Le secrétaire à la Santé Robert F. Kennedy Jr. est confronté à une colère croissante de ses partisans antivaccins les plus zélés, qui estiment qu’il n’est pas allé assez loin dans le démantèlement de l’appareil vaccinal du pays. La contestation s’est intensifiée après que les autorités fédérales de réglementation ont fait marche arrière sur l’examen d’un nouveau vaccin antigrippal à ARNm de Moderna.
Le mois dernier, les régulateurs fédéraux ont refusé d’examiner le nouveau vaccin antigrippal à ARNm de Moderna, ce qui semblait être la dernière conséquence de la campagne de Kennedy visant à confier aux sceptiques le contrôle de la bureaucratie qui supervise les vaccinations. Toutefois, en l’espace de quelques semaines, l’examen du vaccin à ARNm était de nouveau à l’ordre du jour.
Ce revirement a renforcé une conviction qui a récemment gagné du terrain parmi les partisans antivaccins les plus zélés de Kennedy. À leurs yeux, le secrétaire à la Santé n’a pas commis l’erreur de s’attaquer à coups de masse à l’appareil vaccinal du pays, mais plutôt de laisser trop de l’édifice en place.
Sous la supervision de Kennedy, des millions d’enfants ont malgré tout reçu ces derniers mois des vaccins contre le Covid. Kennedy a auparavant qualifié à tort le vaccin contre le Covid de « vaccin le plus meurtrier jamais fabriqué ». Les fabricants restent protégés contre les actions en responsabilité, alors même que Kennedy accusait il y a trois ans ce système de permettre des « meurtres de masse ».
Des sceptiques influents à l’égard des vaccins commencent à quitter même les Centers for Disease Control and Prevention, moteur des changements de politique antivaccinale au cours de l’année écoulée.

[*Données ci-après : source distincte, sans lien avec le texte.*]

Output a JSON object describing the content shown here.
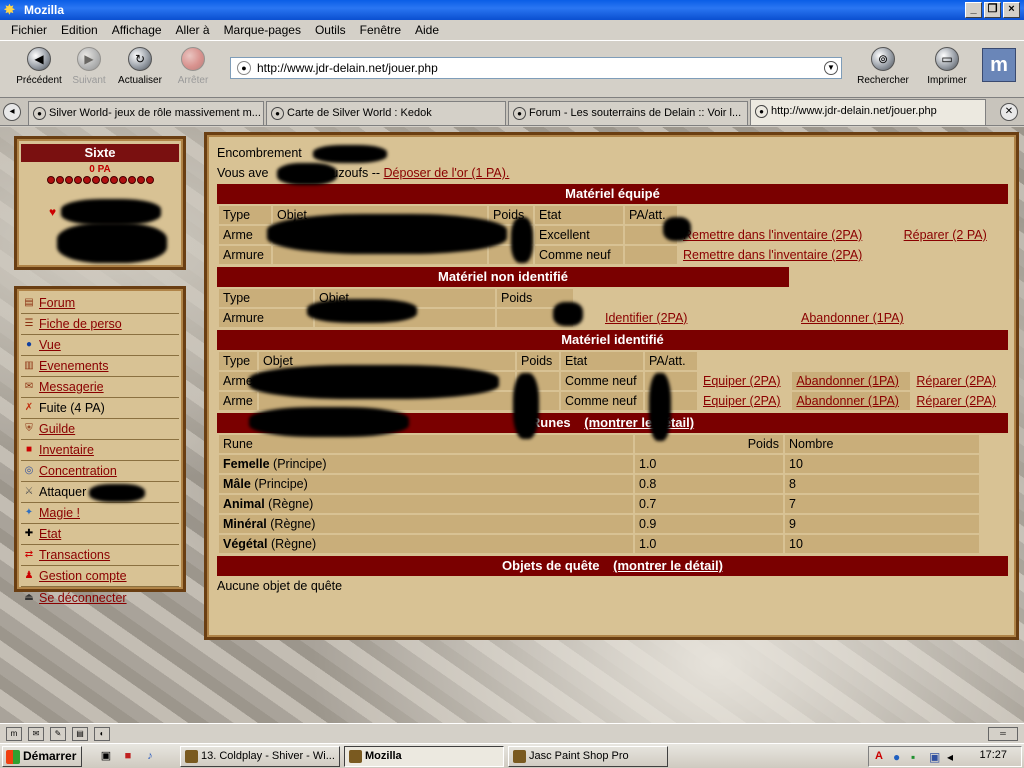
{
  "window": {
    "title": "Mozilla"
  },
  "menubar": [
    "Fichier",
    "Edition",
    "Affichage",
    "Aller à",
    "Marque-pages",
    "Outils",
    "Fenêtre",
    "Aide"
  ],
  "toolbar": {
    "back": "Précédent",
    "forward": "Suivant",
    "reload": "Actualiser",
    "stop": "Arrêter",
    "search": "Rechercher",
    "print": "Imprimer",
    "url": "http://www.jdr-delain.net/jouer.php"
  },
  "tabs": [
    "Silver World- jeux de rôle massivement m...",
    "Carte de Silver World : Kedok",
    "Forum - Les souterrains de Delain :: Voir l...",
    "http://www.jdr-delain.net/jouer.php"
  ],
  "character": {
    "name": "Sixte",
    "pa": "0 PA"
  },
  "menu": [
    {
      "label": "Forum",
      "link": true
    },
    {
      "label": "Fiche de perso",
      "link": true
    },
    {
      "label": "Vue",
      "link": true
    },
    {
      "label": "Evenements",
      "link": true
    },
    {
      "label": "Messagerie",
      "link": true
    },
    {
      "label": "Fuite (4 PA)",
      "link": false
    },
    {
      "label": "Guilde",
      "link": true
    },
    {
      "label": "Inventaire",
      "link": true
    },
    {
      "label": "Concentration",
      "link": true
    },
    {
      "label": "Attaquer",
      "link": false
    },
    {
      "label": "Magie !",
      "link": true
    },
    {
      "label": "Etat",
      "link": true
    },
    {
      "label": "Transactions",
      "link": true
    },
    {
      "label": "Gestion compte",
      "link": true
    },
    {
      "label": "Se déconnecter",
      "link": true
    }
  ],
  "main": {
    "encumbrance_label": "Encombrement",
    "gold_prefix": "Vous ave",
    "gold_suffix": "ouzoufs --",
    "gold_link": "Déposer de l'or (1 PA).",
    "equipped": {
      "title": "Matériel équipé",
      "headers": [
        "Type",
        "Objet",
        "Poids",
        "Etat",
        "PA/att."
      ],
      "rows": [
        {
          "type": "Arme",
          "etat": "Excellent",
          "link1": "Remettre dans l'inventaire (2PA)",
          "link2": "Réparer (2 PA)"
        },
        {
          "type": "Armure",
          "etat": "Comme neuf",
          "link1": "Remettre dans l'inventaire (2PA)"
        }
      ]
    },
    "unidentified": {
      "title": "Matériel non identifié",
      "headers": [
        "Type",
        "Objet",
        "Poids"
      ],
      "rows": [
        {
          "type": "Armure",
          "link1": "Identifier (2PA)",
          "link2": "Abandonner (1PA)"
        }
      ]
    },
    "identified": {
      "title": "Matériel identifié",
      "headers": [
        "Type",
        "Objet",
        "Poids",
        "Etat",
        "PA/att."
      ],
      "rows": [
        {
          "type": "Arme",
          "etat": "Comme neuf",
          "equip": "Equiper (2PA)",
          "drop": "Abandonner (1PA)",
          "repair": "Réparer (2PA)"
        },
        {
          "type": "Arme",
          "etat": "Comme neuf",
          "equip": "Equiper (2PA)",
          "drop": "Abandonner (1PA)",
          "repair": "Réparer (2PA)"
        }
      ]
    },
    "runes": {
      "title": "Runes",
      "detail_link": "(montrer le détail)",
      "headers": [
        "Rune",
        "Poids",
        "Nombre"
      ],
      "rows": [
        {
          "name": "Femelle",
          "kind": "(Principe)",
          "poids": "1.0",
          "nombre": "10"
        },
        {
          "name": "Mâle",
          "kind": "(Principe)",
          "poids": "0.8",
          "nombre": "8"
        },
        {
          "name": "Animal",
          "kind": "(Règne)",
          "poids": "0.7",
          "nombre": "7"
        },
        {
          "name": "Minéral",
          "kind": "(Règne)",
          "poids": "0.9",
          "nombre": "9"
        },
        {
          "name": "Végétal",
          "kind": "(Règne)",
          "poids": "1.0",
          "nombre": "10"
        }
      ]
    },
    "quest": {
      "title": "Objets de quête",
      "detail_link": "(montrer le détail)",
      "empty": "Aucune objet de quête"
    }
  },
  "taskbar": {
    "start": "Démarrer",
    "tasks": [
      "13. Coldplay - Shiver - Wi...",
      "Mozilla",
      "Jasc Paint Shop Pro"
    ],
    "clock": "17:27"
  }
}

Certains soutiens de Kennedy ont réagi en accusant des factions provaccins d’avoir organisé un « coup d’État » au sein du département de la Santé, et jurent de riposter en désertant le Parti républicain lors des élections de mi-mandat de cette année.
À l’approche des élections de mi-mandat, le secrétaire à la Santé se concentre sur la « vraie nourriture ». Kennedy a fait de nombreuses promesses sur la voie qui l’a mené au poste de secrétaire à la Santé. Il s’est engagé, bien sûr, à Make America Healthy Again, et à rétablir la confiance dans des agences sanitaires mises à rude épreuve. Et il a affirmé qu’il ne « priverait personne de ses vaccins ».